日本に親会社を持つ長谷工は、1988年に1100エーカーの開発プロジェクトを引き受け、1990年代から2011年までボート・マリーナがコミュニティの中心的アトラクションとなるとうたい、総額10億ドル以上の住宅を売り上げた。同社は法廷で購入希望者に伝える計画内容は保証されているわけではないと反論したが、ナカソネ裁判官は、マリーナをうたう宣伝活動の規模を鑑みても免責条項が不十分だと判断。住宅購入者がサインする文書の1つの免責条項には「計画内容がコミュニティ内に実現しない可能性や、変更される可能性がある」と書かれているが、裁判官はマリーナが計画されただけではなく契約時に既に建設中であり開発業者はコミュニティの中心的施設が完成されない可能性については触れていないと述べた。判決では「現在建設中の施設が計画内容と異なる可能性があるという文と、建設中の施設が全く開発されないか完成しない可能性があるという文は実質的な意味が異なります。
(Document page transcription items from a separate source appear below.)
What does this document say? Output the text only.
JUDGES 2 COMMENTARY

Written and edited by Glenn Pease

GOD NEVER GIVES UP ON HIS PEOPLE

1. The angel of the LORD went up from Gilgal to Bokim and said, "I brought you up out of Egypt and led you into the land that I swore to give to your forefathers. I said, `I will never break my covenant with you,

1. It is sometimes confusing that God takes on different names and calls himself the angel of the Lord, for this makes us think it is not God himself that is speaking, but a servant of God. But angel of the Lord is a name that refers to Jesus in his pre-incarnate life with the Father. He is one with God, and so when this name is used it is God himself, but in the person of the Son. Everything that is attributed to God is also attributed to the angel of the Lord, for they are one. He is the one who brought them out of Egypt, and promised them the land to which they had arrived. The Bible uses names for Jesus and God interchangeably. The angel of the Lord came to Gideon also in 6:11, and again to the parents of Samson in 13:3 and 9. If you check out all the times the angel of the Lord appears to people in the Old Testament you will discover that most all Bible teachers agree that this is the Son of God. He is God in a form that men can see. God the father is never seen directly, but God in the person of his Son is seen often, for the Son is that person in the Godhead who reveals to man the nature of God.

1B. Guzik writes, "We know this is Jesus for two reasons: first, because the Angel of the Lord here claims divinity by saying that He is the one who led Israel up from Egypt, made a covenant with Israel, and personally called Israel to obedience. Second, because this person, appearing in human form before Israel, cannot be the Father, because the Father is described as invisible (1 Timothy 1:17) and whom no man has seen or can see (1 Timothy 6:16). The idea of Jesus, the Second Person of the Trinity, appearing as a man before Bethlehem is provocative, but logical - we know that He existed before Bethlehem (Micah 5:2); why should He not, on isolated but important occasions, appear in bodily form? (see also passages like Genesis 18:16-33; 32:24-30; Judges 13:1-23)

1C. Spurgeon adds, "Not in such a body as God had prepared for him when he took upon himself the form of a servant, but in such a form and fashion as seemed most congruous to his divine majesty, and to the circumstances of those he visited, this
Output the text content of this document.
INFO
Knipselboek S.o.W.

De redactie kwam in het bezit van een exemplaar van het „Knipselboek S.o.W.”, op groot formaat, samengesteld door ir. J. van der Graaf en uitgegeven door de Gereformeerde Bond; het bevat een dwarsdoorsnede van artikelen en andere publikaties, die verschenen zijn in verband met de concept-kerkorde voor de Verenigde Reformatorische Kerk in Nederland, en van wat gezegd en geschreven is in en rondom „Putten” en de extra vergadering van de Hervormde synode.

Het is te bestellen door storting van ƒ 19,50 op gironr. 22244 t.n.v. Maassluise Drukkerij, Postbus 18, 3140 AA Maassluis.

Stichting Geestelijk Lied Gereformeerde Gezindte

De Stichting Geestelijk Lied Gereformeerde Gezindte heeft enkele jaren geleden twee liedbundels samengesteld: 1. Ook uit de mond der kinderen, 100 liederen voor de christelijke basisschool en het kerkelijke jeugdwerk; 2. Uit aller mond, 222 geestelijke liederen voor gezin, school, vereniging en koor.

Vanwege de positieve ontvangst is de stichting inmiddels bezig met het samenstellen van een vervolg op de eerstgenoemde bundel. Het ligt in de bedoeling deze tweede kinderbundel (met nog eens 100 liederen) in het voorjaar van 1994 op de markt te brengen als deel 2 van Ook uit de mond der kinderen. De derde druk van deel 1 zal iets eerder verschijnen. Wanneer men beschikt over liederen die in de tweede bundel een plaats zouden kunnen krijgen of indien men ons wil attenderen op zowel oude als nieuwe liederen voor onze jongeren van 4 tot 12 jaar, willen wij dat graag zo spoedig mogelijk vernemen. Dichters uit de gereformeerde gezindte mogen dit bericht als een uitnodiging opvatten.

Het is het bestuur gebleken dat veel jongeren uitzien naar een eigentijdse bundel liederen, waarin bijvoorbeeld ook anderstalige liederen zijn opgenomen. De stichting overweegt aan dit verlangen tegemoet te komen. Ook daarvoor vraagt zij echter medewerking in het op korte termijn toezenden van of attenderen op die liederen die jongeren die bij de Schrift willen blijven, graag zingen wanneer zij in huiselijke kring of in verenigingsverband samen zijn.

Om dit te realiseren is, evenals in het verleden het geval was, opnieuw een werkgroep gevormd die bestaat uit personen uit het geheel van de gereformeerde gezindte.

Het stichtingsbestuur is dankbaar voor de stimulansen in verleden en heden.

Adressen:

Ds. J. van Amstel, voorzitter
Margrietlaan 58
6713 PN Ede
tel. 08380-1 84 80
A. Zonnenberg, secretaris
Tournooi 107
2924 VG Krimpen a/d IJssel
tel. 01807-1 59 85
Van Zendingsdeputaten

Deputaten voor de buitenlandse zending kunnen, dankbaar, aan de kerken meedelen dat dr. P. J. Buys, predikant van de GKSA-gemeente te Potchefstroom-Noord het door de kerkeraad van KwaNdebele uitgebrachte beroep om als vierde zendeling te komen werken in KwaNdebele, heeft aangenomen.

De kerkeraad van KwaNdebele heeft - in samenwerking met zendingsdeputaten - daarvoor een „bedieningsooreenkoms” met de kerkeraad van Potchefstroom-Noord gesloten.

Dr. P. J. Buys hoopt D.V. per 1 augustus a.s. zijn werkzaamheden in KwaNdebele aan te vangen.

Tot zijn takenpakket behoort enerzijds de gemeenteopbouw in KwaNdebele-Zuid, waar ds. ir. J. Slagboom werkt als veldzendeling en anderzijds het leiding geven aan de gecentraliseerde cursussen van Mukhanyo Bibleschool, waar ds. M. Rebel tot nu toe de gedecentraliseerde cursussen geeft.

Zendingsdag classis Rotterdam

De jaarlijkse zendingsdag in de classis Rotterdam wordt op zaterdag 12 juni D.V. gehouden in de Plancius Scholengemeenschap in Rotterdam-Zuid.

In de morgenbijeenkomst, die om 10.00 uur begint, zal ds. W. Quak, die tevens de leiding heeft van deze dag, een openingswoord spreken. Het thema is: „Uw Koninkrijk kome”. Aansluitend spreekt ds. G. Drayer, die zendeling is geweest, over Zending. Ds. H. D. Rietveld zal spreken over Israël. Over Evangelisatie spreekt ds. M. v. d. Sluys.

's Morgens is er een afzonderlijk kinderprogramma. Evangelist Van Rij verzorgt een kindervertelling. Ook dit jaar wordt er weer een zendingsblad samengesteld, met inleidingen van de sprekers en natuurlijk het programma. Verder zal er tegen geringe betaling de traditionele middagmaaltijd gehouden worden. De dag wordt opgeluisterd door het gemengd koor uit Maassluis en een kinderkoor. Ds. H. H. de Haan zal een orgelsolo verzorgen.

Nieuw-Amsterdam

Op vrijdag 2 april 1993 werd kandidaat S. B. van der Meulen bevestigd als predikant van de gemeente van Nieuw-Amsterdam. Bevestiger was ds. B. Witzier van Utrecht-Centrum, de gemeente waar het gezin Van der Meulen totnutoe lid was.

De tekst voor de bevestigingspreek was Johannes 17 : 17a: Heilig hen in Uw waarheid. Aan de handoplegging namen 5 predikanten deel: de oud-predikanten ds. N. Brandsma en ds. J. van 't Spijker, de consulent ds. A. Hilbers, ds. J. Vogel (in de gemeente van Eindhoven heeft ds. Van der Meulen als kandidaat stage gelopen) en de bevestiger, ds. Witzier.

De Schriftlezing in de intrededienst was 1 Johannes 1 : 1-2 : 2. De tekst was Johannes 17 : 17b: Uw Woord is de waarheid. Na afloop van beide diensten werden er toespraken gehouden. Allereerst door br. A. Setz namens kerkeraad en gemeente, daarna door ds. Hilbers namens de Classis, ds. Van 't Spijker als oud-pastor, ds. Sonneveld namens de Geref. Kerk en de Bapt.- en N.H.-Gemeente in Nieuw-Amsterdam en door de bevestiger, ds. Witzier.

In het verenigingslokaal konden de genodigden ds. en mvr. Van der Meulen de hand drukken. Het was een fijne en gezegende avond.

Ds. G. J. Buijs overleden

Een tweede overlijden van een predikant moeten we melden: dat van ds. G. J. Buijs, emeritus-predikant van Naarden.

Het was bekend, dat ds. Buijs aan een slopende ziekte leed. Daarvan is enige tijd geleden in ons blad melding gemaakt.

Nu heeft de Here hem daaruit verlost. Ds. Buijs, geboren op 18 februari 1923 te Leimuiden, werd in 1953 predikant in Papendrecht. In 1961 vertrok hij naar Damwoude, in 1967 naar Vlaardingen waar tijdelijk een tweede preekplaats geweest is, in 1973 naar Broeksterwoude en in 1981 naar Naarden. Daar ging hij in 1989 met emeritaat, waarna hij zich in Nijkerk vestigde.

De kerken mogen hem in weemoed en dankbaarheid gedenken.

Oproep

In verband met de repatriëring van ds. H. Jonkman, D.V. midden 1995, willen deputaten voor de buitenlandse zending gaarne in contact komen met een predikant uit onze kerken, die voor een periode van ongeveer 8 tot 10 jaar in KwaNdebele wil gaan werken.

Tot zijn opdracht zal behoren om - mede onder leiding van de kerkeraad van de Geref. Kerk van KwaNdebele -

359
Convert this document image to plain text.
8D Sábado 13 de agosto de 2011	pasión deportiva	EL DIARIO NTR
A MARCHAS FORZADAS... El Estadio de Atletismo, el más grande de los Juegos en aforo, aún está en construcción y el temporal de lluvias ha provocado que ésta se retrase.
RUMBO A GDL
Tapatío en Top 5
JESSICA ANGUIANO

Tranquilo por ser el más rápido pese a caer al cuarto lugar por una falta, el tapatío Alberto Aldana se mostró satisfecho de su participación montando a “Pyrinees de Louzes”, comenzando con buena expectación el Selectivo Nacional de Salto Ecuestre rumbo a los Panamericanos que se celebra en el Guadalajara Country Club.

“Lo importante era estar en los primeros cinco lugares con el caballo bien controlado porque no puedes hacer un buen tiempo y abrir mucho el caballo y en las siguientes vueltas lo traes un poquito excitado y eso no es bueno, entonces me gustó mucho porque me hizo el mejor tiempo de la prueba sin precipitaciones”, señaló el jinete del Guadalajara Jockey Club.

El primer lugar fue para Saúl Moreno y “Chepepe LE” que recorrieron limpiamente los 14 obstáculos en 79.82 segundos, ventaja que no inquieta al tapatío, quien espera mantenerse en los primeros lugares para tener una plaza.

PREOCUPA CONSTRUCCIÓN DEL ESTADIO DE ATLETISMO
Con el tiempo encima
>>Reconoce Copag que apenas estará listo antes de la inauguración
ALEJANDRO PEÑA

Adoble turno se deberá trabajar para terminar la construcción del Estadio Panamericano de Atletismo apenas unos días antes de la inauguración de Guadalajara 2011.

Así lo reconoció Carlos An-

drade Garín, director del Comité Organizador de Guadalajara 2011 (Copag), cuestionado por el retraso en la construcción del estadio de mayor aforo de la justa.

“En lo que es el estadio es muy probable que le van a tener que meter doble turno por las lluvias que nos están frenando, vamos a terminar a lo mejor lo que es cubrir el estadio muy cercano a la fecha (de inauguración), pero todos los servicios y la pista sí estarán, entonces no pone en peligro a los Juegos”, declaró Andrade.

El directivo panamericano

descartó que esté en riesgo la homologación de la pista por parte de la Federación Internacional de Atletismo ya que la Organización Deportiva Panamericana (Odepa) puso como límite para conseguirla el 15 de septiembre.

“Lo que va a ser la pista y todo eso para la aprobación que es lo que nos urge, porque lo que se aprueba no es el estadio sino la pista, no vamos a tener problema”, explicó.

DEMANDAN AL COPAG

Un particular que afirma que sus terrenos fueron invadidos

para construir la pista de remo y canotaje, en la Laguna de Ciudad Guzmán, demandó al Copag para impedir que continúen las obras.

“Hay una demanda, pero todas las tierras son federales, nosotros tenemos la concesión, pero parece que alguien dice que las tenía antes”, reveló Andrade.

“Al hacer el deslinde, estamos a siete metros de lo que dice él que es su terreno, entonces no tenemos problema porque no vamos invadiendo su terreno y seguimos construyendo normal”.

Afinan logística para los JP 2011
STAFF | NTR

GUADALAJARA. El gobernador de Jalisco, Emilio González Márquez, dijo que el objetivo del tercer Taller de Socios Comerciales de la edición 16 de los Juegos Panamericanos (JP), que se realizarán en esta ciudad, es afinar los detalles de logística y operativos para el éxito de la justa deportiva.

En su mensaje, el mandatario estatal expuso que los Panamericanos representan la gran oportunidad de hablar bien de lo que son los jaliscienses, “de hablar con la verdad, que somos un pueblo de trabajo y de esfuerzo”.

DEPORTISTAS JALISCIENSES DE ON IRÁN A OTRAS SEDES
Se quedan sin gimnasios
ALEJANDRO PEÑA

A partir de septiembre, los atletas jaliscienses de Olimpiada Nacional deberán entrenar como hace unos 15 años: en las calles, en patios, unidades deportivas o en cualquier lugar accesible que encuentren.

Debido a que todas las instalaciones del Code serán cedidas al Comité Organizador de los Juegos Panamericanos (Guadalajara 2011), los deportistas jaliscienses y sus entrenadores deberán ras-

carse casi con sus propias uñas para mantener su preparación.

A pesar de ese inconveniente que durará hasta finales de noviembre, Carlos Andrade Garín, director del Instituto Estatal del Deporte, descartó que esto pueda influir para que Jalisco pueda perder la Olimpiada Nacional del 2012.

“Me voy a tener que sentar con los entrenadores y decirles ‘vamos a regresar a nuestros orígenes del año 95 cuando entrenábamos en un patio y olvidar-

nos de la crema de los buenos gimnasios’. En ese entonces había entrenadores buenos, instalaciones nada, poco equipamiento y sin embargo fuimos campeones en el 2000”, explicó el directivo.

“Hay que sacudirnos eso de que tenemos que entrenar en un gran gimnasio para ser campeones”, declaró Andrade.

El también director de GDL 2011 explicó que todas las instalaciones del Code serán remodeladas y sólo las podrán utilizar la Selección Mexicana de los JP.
誤解を招く内容です」と述べられた。

 

住宅購入者の損害は微妙

長谷工ハワイ社の代表トム・サガワ氏は、判決が大変に遺憾であると表明。同社は控訴する構えだと明かし、5年前から始まった訴訟はあと数年間長引くことになりそうだ。開発業者はラグーンへの変更を2011年に公表し、住宅を購入した9人が2013年に集団訴訟を起こした。2015年の判決では、損害賠償として700万ドル、懲罰的賠償金として2000万ドルが言い渡された。しかし1カ月後巡回裁判所のゲイリー・WB・チャン裁判官は、州法は詐欺的商行為に対し懲罰的賠償金を認めていないとし、賠償金額を無効に。さらに長谷工の計画変更により住宅購入者が負った損害を示す証拠が不十分だと述べた。昨年の裁判でナカソネ裁判官は計画変更によって長谷工が不当に利益を得たかという点を含む、チャン裁判官の法廷で取り上げられなかった側面を審理。長谷工は10億ドルの販売を終えた後にラグーンに変更した事で、マリーナより建設費用が抑えられたと判断した。長谷工側は、マリーナの建設費用が8000万ドルなのに対しラグーンは8700万ドルかかると反論。ラグーンの方が早期に完成し、より良いボート停泊設備が提供できると加えた。

 

ナカソネ裁判官は判決文で、長谷工はマリーナよりもラグーンの方が収益性が高いと考えており、不当にボート水路の建設費用2000万ドルを浮かせたと述べた。住宅所有者への2000万ドルという賠償金額は、長谷工が計画変更により得た利益相当額として設定された。原告側が要求していた額は1億3000万ドル。判決では、住宅所有者は2000万ドルを分け合うか、住宅の購入を無効とし支払額に利子、税金、弁護士費用を加えた額の返金を求められると言い渡された。